Yes. There is no distinction offered between "stop, for later restart" and
"stop permanently", for those blocks where it matters, except that in
practice the destructor is used to implement the latter. Arguably in most
cases it would be acceptable to reopen a file/device upon stop() followed
by start(), but that would introduce latency and also change semantics for
e.g. a network socket.


> We never thought about the proper semantics for that function. IMHO, we
> would have needed a "prepare for reconfiguration" state.

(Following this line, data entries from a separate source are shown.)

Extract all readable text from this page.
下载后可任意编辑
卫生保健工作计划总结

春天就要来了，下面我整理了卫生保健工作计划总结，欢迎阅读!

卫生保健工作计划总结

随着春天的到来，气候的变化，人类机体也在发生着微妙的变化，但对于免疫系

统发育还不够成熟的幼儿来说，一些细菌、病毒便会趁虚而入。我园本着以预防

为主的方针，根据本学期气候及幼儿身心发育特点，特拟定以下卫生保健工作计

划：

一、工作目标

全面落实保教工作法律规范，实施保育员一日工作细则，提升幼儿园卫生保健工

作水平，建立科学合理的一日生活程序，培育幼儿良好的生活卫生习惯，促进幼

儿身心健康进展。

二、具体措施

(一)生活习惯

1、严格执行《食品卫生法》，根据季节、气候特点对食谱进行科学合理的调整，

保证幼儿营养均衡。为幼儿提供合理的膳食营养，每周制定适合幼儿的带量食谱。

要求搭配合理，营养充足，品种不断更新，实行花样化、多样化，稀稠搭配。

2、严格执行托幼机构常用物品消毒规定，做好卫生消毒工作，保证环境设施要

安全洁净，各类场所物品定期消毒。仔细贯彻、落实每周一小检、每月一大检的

And, we would
> have needed an explicitly defined state machine to begin with to not end
> up in a million different states...
>

The first idea that comes to mind is precisely defining a set of states
with transitions that are strictly linear, not branching:
"freshly-created/explicitly-disposed" ↔ "explicitly stopped" ↔
"reconfiguring" ↔ "running". That way you need up to three pairs of
setup/teardown operations but no more than that, and they can be understood
pairwise.

GR blocks currently have two such bidirectional state transitions which fit
this form: the C++ constructor and destructor, and the start() and stop()
methods. The work would be to separate the 'block object is initialized'
state from the 'external resources are held' state.

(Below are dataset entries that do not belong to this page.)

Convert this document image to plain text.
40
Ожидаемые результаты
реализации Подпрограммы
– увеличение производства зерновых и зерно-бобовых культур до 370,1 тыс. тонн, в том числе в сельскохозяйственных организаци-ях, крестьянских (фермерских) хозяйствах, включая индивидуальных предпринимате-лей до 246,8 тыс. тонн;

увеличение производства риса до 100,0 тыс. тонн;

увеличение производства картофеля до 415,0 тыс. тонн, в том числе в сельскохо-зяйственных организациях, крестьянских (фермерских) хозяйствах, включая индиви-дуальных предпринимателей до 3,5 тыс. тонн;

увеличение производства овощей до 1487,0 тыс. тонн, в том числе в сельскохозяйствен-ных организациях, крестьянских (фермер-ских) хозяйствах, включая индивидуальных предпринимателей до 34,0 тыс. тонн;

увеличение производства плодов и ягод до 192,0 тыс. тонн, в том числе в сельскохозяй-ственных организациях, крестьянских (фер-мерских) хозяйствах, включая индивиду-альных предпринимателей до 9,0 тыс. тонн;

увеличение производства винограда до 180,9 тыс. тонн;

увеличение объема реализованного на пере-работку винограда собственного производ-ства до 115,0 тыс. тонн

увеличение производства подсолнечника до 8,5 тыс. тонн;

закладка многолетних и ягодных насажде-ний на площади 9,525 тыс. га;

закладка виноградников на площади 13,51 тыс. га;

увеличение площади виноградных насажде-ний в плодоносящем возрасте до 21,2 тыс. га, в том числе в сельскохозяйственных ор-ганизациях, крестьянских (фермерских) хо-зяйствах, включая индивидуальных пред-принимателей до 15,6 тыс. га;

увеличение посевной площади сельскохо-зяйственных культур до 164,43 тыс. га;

> > Therefore, you need to ensure that your Python code does not have any
> > variables or attributes referring to the old top block or the individual
> > blocks, before you construct the new blocks.
>
> Even then, Python garbage collection is non-deterministic, I think .
>

Only if a given object has participated in a cycle; if not, it's reference
counting that deletes promptly. Ensuring this can be a bit of a mess in a
program with callbacks, though, so this is among the reasons I'd like to
see explicit life-cycle controls for GR blocks.